Another very harsh measure for young people on income support between the ages of 22 and 24 would see a cut to their income support of around $46 a week. That is around $2,400 a year. We saw just a few weeks ago that this government has reintroduced this bill that would see these cuts implemented. That was one of the first acts of the new Prime Minister—to reintroduce the same unfair cuts to young Australians as Mr Abbott had attempted to do. These measures have already been defeated in the Senate and, of course, Labor will do everything in its power to try to defeat them again. It does seem that the new Prime Minister is still going to pursue these very, very harsh measures.

You would have to wonder what liberalism actually means in the face of these very harsh cuts. I do not think any of us here today should pretend that we have a government that have the interests of our young people at heart. These cuts that are currently before this parliament are very harsh indeed and the government have relentlessly pursued them. They have tried to demonise young people, calling them the leaners of Australian society. The argument from the government was that all of this was to be done to improve the budget. In fact, the government have achieved the remarkable, simultaneously cutting into the incomes of pensioners, families and young people while, at the same time, doubling the deficit. Unemployment is up, growth has slowed and, at the same time, they have this legacy of cuts—all supposedly geared to improving the state of the economy, all of that demonstrably false. None of us should ever forget any of that. All of this pain would have been on pensioners, families and young people yet, at the same time, amazingly, the government have doubled the deficit.

Tonight like every single night, we should never forget this government's attitude to the most needy members of our society and we should also, at the same time, never forget that these cuts have failed to achieve the stated objective of budget repair. The sum total of this government's record on social policy is to demonise the vulnerable for absolutely no gain. This is why the bill before the chamber tonight is a surprise.

There are four main components to the bill. The first, commencing from 1 January next year, will see a removal of the family assets test and the family actual means test from the youth allowance parental means test arrangements. Removal of the family assets test will see around 4,100 additional dependent youth allowance claimants qualify for the first time, accessing average annual payments of $7,000 a year. Removing the family actual means test will see around 1,200 more people receiving youth allowance for the first time, as well as increasing payments for around 4,860 existing students by approximately $2,000 a year.

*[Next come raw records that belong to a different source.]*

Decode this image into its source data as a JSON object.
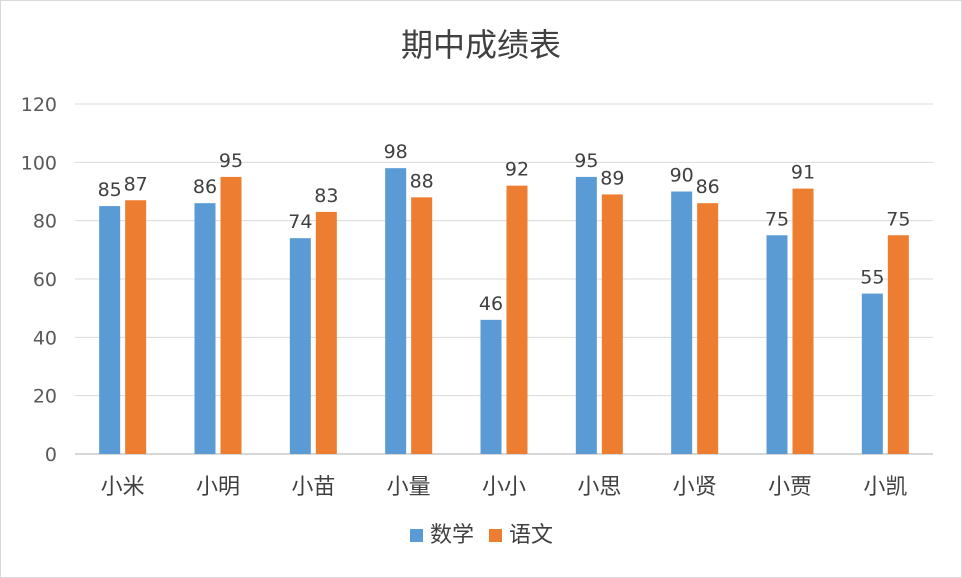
{
  "chart_data": {
    "type": "bar",
    "title": "期中成绩表",
    "xlabel": "",
    "ylabel": "",
    "ylim": [
      0,
      120
    ],
    "yticks": [
      0,
      20,
      40,
      60,
      80,
      100,
      120
    ],
    "grid": true,
    "legend_position": "bottom",
    "categories": [
      "小米",
      "小明",
      "小苗",
      "小量",
      "小小",
      "小思",
      "小贤",
      "小贾",
      "小凯"
    ],
    "series": [
      {
        "name": "数学",
        "color": "#5b9bd5",
        "values": [
          85,
          86,
          74,
          98,
          46,
          95,
          90,
          75,
          55
        ]
      },
      {
        "name": "语文",
        "color": "#ed7d31",
        "values": [
          87,
          95,
          83,
          88,
          92,
          89,
          86,
          91,
          75
        ]
      }
    ]
  }
}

The bill also aligns the parental income test exemptions for youth allowance with existing arrangements for family tax benefit part A; removes the maintenance income from the youth allowance parental income test assessment; and applies a separate maintenance income test for the treatment of child support like that currently applying to family tax benefit part A. Also, where a family has a dependent child who receives an individual youth payment that is parentally income-tested and younger siblings who qualify for family tax benefit, the family pool for the youth parental income test will include all FTB children. They are all positive measures.

According to the minister's second-reading speech, including all FTB children in the family pool for the youth parental income test will allow around 13,700 families with dependent children in both the family tax benefit A and youth streams to become eligible for an average increase in payment of around $1,100 a year. Around 5,800 families who currently miss out on payments due to the combined high-taper rates will also become eligible for an average payment of around $1,300 per year. According to that same material, the changes will reduce the regulatory burden on around 30,000 families subject to the family actual means test and around 200,000 families subjected to the family assets test.

For these reasons, Labor will support the bill.